My potential audience was pretty much elsewhere. In the distance, if internet is not taken into account. Also restricted as there are only approximately five million native Finnish speakers. Small market, though Finland is one of the most hard-reading countries in the world.
In English, it's handy to connect with the surrounding literary world. Whether it's just around you or around the globe. The whole e-book system has brought possibilities. After joining some book sites and following results from some ad campaigns, it's possible to sit by the computer and see who and where happens to connect with your book.
I feel honored to see a doctor from Thailand suddenly liking the Facebook page created for my short story collection. It's great to follow people clicking the ads on Goodreads and add the book itself to their to-read shelves.
It's extremely interesting to do a small sociological research whether the person is from the Philippines, from Brooklyn, Colorado, Upstate New York, Oregon or from somewhere else. It's enlightening to see what other characteristics the person has. Whether the potential reader is a female or a male, and what kind of background and virtual book shelf the person has. And to see, if they will eventually read the book and even write a review about it.
Apart from my friends and reviewers, I hardly ever get any feedback. Especially from the people I don't know personally.
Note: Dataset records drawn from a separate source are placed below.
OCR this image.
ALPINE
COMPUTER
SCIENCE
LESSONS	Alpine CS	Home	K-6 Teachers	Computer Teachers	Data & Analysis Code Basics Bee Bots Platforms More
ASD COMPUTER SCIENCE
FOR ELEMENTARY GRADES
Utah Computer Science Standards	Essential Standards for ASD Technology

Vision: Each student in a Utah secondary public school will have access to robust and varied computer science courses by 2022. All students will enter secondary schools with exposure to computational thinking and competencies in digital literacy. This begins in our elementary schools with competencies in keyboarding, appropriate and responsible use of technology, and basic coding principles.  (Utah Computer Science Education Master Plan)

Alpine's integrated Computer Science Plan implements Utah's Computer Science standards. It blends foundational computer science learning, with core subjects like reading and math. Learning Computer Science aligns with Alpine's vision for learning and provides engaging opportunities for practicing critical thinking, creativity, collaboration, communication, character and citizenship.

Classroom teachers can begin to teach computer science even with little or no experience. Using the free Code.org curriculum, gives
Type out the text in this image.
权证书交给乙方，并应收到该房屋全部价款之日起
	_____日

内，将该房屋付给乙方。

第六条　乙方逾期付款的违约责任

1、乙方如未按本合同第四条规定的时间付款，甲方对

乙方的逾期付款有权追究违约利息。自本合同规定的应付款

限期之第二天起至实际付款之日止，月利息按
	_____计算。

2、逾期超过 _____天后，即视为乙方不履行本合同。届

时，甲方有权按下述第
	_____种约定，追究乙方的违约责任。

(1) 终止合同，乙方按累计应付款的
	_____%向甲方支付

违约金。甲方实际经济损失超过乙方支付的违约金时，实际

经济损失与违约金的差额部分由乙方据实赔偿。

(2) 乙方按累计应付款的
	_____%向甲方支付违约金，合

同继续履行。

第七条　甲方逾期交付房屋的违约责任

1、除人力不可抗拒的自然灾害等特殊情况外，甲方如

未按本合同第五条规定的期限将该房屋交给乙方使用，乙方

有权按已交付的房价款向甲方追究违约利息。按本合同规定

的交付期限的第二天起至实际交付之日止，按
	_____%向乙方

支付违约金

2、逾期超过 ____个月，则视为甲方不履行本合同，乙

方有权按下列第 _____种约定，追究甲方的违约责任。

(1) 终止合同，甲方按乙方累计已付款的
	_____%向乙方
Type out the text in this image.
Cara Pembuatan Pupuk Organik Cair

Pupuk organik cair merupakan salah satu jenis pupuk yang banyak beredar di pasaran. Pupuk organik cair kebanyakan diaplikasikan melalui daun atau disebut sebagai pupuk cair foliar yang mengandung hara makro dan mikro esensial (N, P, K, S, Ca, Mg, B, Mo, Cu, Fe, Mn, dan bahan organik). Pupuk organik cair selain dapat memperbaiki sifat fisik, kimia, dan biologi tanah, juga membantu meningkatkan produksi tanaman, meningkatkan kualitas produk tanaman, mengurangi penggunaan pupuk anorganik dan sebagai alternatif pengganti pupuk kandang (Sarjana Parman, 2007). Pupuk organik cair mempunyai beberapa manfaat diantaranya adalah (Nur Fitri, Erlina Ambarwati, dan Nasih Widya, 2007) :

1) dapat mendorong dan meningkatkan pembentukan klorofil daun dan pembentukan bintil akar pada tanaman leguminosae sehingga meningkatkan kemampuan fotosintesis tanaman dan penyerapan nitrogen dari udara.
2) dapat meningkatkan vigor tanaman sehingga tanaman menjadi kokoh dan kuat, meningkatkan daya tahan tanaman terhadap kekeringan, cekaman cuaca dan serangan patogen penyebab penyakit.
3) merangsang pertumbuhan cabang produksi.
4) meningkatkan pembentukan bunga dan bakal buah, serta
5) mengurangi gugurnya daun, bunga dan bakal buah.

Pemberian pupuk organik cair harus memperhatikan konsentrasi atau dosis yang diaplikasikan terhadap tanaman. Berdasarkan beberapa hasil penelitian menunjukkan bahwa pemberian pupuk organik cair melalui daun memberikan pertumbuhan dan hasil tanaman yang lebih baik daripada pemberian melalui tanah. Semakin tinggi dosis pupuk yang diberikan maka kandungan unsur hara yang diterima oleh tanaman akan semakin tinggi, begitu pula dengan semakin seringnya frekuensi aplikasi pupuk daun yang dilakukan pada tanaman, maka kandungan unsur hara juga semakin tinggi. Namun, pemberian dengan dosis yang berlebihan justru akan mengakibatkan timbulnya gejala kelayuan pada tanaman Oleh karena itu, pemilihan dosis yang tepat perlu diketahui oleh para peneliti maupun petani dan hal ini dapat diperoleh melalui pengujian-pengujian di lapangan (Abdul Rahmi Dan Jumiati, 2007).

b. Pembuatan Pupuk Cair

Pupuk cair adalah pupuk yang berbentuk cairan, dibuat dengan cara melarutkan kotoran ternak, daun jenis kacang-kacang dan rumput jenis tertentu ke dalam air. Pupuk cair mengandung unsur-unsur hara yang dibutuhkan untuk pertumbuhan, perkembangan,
Someone I might meet randomly in another occasion might ask, if I'm working on the next book. If they happen to know what I do for living.
Still it would be interesting to get back some more thoughts. I'm not sure if the people who have actually read the book don't want to interrupt. Or the book was just one of those in the line. Not worth talking about. Or if giving feedback is at all part of their priorities or habits.
Or whether they think it could be embarrassing to give feedback to a man who has written about the theme of love. If so, it would be interesting to know how much embarrassment or fear there is to give feedback to people who write about serial killers, junkies, sexual themes or about flesh-eating soft tissue robots that let politically incorrect phrases out of their mouths.
Feedback would be most welcome. At least you would feel something would materialize. That your work didn't just go out as a puff in the space when it once left your computer.